How do we store elasticsearch data into Hadoop cluster(Amabri)

Hello All
i am using 3 node elasticsearch(7.4.2) cluster in my environment and generating 100GB(appx) data daily, hence i would like to maintain only 30days data in elasticsearch and remaining data should be stored in hadoop(Ambari 2.7.0 - hdfs 3.0.0).
i found 'Hadoop HDFS Repository' plugin for doing the job
but could not able to use it.
can someone please share complete steps for completing the above requirement.

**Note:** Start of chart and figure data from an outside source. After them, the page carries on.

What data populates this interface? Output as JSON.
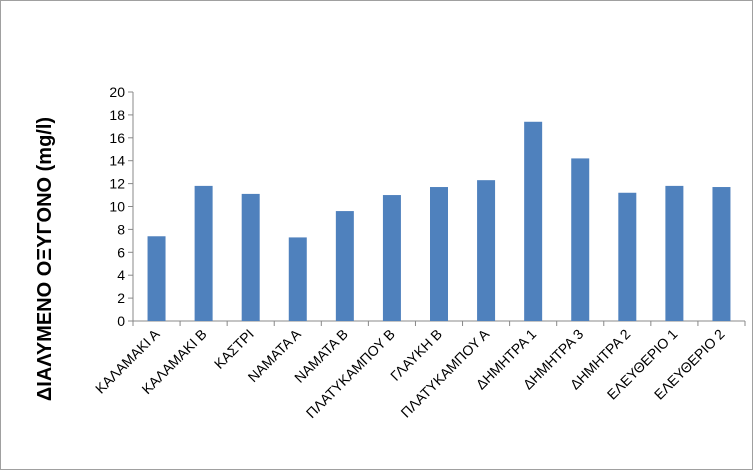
{
  "chart_data": {
    "type": "bar",
    "title": "",
    "xlabel": "",
    "ylabel": "ΔΙΑΛΥΜΕΝΟ ΟΞΥΓΟΝΟ (mg/l)",
    "ylim": [
      0,
      20
    ],
    "yticks": [
      0,
      2,
      4,
      6,
      8,
      10,
      12,
      14,
      16,
      18,
      20
    ],
    "grid": false,
    "legend": "none",
    "bar_color": "#4f81bd",
    "categories": [
      "ΚΑΛΑΜΑΚΙ Α",
      "ΚΑΛΑΜΑΚΙ Β",
      "ΚΑΣΤΡΙ",
      "ΝΑΜΑΤΑ Α",
      "ΝΑΜΑΤΑ Β",
      "ΠΛΑΤΥΚΑΜΠΟΥ Β",
      "ΓΛΑΥΚΗ Β",
      "ΠΛΑΤΥΚΑΜΠΟΥ Α",
      "ΔΗΜΗΤΡΑ 1",
      "ΔΗΜΗΤΡΑ 3",
      "ΔΗΜΗΤΡΑ 2",
      "ΕΛΕΥΘΕΡΙΟ 1",
      "ΕΛΕΥΘΕΡΙΟ 2"
    ],
    "values": [
      7.4,
      11.8,
      11.1,
      7.3,
      9.6,
      11.0,
      11.7,
      12.3,
      17.4,
      14.2,
      11.2,
      11.8,
      11.7
    ]
  }
}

Note: i have installed plugin in all the three elasticsearch nodes
sudo bin/elasticsearch-plugin install repository-hdfs

unable to understand the below query usage
PUT _snapshot/my_hdfs_repository
{
"type": "hdfs",
"settings": {
"uri": "hdfs://namenode:8020/",
"path": "elasticsearch/repositories/my_hdfs_repository",
"conf.dfs.client.read.shortcircuit": "true"
}
}

how to configure path etc value.
please help me

Hi @kishore419.

you want to store elastic search index data into HDFS ?or HDFS Data into elastic search?

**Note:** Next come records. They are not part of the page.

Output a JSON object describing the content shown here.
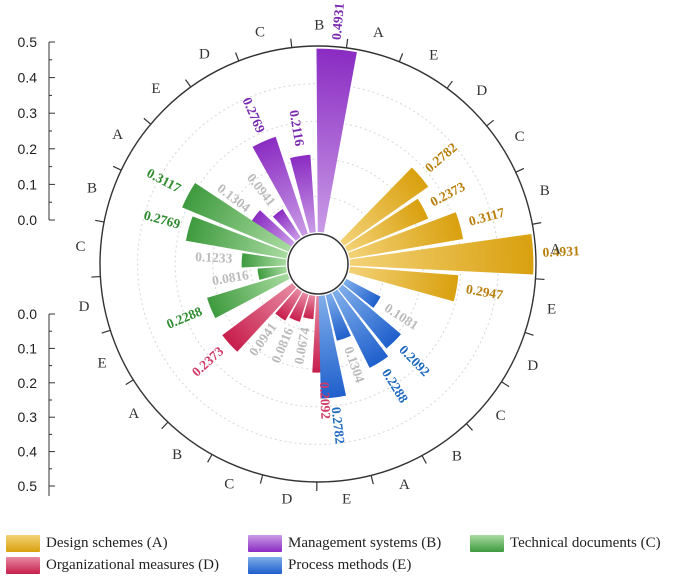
{
  "chart_data": {
    "type": "polar-bar",
    "title": "",
    "radial_axis": {
      "upper_ticks": [
        "0.0",
        "0.1",
        "0.2",
        "0.3",
        "0.4",
        "0.5"
      ],
      "lower_ticks": [
        "0.0",
        "0.1",
        "0.2",
        "0.3",
        "0.4",
        "0.5"
      ],
      "range": [
        0,
        0.5
      ]
    },
    "groups": [
      {
        "key": "A",
        "name": "Design schemes (A)",
        "color": "#D9A00E",
        "color_light": "#F3D277",
        "label_color": "#B87F0C",
        "bars": [
          {
            "category": "A",
            "value": 0.2947,
            "label": "0.2947"
          },
          {
            "category": "B",
            "value": 0.4931,
            "label": "0.4931"
          },
          {
            "category": "C",
            "value": 0.3117,
            "label": "0.3117"
          },
          {
            "category": "D",
            "value": 0.2373,
            "label": "0.2373"
          },
          {
            "category": "E",
            "value": 0.2782,
            "label": "0.2782"
          }
        ]
      },
      {
        "key": "B",
        "name": "Management systems (B)",
        "color": "#8A2BC2",
        "color_light": "#C99BE6",
        "label_color": "#7A2BB0",
        "bars": [
          {
            "category": "A",
            "value": 0.4931,
            "label": "0.4931"
          },
          {
            "category": "B",
            "value": 0.2116,
            "label": "0.2116"
          },
          {
            "category": "C",
            "value": 0.2769,
            "label": "0.2769"
          },
          {
            "category": "D",
            "value": 0.0941,
            "label": "0.0941"
          },
          {
            "category": "E",
            "value": 0.1304,
            "label": "0.1304"
          }
        ]
      },
      {
        "key": "C",
        "name": "Technical documents (C)",
        "color": "#3E9A3E",
        "color_light": "#A8DBA0",
        "label_color": "#2E8B2E",
        "bars": [
          {
            "category": "A",
            "value": 0.3117,
            "label": "0.3117"
          },
          {
            "category": "B",
            "value": 0.2769,
            "label": "0.2769"
          },
          {
            "category": "C",
            "value": 0.1233,
            "label": "0.1233"
          },
          {
            "category": "D",
            "value": 0.0816,
            "label": "0.0816"
          },
          {
            "category": "E",
            "value": 0.2288,
            "label": "0.2288"
          }
        ]
      },
      {
        "key": "D",
        "name": "Organizational measures (D)",
        "color": "#C71E4C",
        "color_light": "#E88AA2",
        "label_color": "#D23A66",
        "bars": [
          {
            "category": "A",
            "value": 0.2373,
            "label": "0.2373"
          },
          {
            "category": "B",
            "value": 0.0941,
            "label": "0.0941"
          },
          {
            "category": "C",
            "value": 0.0816,
            "label": "0.0816"
          },
          {
            "category": "D",
            "value": 0.0674,
            "label": "0.0674"
          },
          {
            "category": "E",
            "value": 0.2092,
            "label": "0.2092"
          }
        ]
      },
      {
        "key": "E",
        "name": "Process methods (E)",
        "color": "#1F5FCC",
        "color_light": "#7FAEEA",
        "label_color": "#1F6AC0",
        "bars": [
          {
            "category": "A",
            "value": 0.2782,
            "label": "0.2782"
          },
          {
            "category": "B",
            "value": 0.1304,
            "label": "0.1304"
          },
          {
            "category": "C",
            "value": 0.2288,
            "label": "0.2288"
          },
          {
            "category": "D",
            "value": 0.2092,
            "label": "0.2092"
          },
          {
            "category": "E",
            "value": 0.1081,
            "label": "0.1081"
          }
        ]
      }
    ],
    "outer_sector_labels": [
      "A",
      "E",
      "D",
      "C",
      "B",
      "A",
      "E",
      "D",
      "C",
      "B",
      "A",
      "E",
      "D",
      "C",
      "B",
      "A",
      "E",
      "D",
      "C",
      "B",
      "A",
      "E",
      "D",
      "C",
      "B"
    ],
    "low_value_label_color": "#BBBBBB",
    "low_value_threshold": 0.2
  }
}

if you want to store data into HDFS then create Hive external table and point on your elastic search index data.then use CTAS to store external hive table into another hive table.

what mean by maintain only 30days data in elasticsearch ?

Please explore more ...

Thanks
HadoopHelp

hi Ramesh
i want to store Elasticsearch data to Hadoop
i have found 'Hadoop HDFS Repository Plugin' for doing this job
but i was stuck while executing the following command from kibana(dev tools)

PUT _snapshot/my_hdfs_repository
{
"type": "hdfs",
"settings": {
"uri": "hdfs://namenode:8020/",
"path": "elasticsearch/repositories/my_hdfs_repository",
"conf.dfs.client.read.shortcircuit": "true"
}
}

i am new to hadoop and using hadoop 3 node cluster using ambari.
do we need to create any path in hadoop cluster
or suggest hadoop configuration changes.

let me know if you have any questions.

This topic was automatically closed 28 days after the last reply. New replies are no longer allowed.